There are too many hedge funds in operation
Jonathan Bell, CIO, Stanhope Capital, also says that robo-investing will present challenges for the hedge fund industry.
Tell us about hedge fund performance?
There are many types of hedge funds and some have performed very well over the last ten years. That said, the performance generated by the majority has been poor and this is reflected in the various indices. There is much more invested in hedge funds today than there was twenty years ago. It could be that as many operate similar strategies the industry may suffer from dis-economies of scale which means that they are more costly to use than in the past. As Warren Buffett has consistently pointed out in relation to his own performance, it is much easier to generate outsized returns with a small amount of money under management than it is with a large amount. This may not only be true for an individual investor, but also for the hedge fund industry as a whole.
What are your views on robo-investing?
It will present a problem for hedge funds. Computing technology, both software and hardware, have improved and become more widespread. As a consequence, arbitrage opportunities aren’t so available. Hedge funds have in the past found competitive advantage by getting knowledge before other market participants. However, tighter regulation has made it difficult to front run orders through faster trading or being given preferential access to brokers’ research.
What are the other problems in the hedge fund sector?
Banks have been less willing to lend money to gear portfolios plus the impact of low or negative interest rates today compared to pre 2008 makes it a difficult environment to deliver returns after fees. Also, as the barriers to entry are low the industry has too many funds, over 3,000 today, many of these funds have managers with poor investment skills who are dragging down the average performance.
Is Brexit a threat or an opportunity for hedge funds?
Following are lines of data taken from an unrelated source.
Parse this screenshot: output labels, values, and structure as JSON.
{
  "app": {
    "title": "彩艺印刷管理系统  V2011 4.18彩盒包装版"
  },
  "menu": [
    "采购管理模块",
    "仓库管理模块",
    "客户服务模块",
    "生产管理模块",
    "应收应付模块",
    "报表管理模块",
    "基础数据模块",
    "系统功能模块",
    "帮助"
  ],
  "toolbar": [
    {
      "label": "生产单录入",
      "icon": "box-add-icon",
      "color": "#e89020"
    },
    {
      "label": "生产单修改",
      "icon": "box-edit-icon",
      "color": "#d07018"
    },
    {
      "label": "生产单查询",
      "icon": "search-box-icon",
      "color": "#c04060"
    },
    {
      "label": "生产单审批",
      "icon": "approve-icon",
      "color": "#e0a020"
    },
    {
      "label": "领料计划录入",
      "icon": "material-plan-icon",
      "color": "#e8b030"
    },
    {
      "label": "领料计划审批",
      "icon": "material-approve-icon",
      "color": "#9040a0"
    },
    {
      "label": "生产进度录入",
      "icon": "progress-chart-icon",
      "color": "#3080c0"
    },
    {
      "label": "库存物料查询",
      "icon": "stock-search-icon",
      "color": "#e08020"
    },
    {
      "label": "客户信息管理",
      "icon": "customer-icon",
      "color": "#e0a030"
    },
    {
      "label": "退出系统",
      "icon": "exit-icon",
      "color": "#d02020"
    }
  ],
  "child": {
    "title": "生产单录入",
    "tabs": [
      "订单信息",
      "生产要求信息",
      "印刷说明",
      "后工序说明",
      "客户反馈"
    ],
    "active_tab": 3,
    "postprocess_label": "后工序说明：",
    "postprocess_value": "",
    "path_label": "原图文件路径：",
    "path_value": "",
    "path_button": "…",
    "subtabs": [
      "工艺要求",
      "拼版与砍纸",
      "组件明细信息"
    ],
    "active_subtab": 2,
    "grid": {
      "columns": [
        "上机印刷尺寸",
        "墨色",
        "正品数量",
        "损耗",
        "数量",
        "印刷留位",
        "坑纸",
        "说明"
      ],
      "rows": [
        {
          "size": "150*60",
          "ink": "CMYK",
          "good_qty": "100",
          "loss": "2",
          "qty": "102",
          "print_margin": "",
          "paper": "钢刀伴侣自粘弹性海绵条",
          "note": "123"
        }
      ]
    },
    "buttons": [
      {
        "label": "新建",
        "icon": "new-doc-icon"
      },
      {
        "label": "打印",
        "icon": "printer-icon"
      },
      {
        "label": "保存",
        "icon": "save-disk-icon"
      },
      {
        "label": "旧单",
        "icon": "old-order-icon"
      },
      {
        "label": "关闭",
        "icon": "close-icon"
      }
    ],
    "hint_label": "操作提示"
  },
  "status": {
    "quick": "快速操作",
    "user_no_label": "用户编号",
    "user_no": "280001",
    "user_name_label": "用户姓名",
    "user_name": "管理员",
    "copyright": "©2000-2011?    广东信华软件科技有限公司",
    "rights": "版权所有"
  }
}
It shouldn’t make much difference to them. The hedge fund manager is a free-marketer who believes that although capitalism is not perfect it is more efficient at generating employment, growth and improved living standards with low regulation than it is with high regulation. As a result it is natural for the majority of hedge fund managers to be negative on EU and the prospects of increased regulation. Unlike other parts of the finance industry however, hedge funds are unlikely to be as affected by Brexit. In their case, it doesn’t matter where they operate and generally they are small operations compared to say investment banks.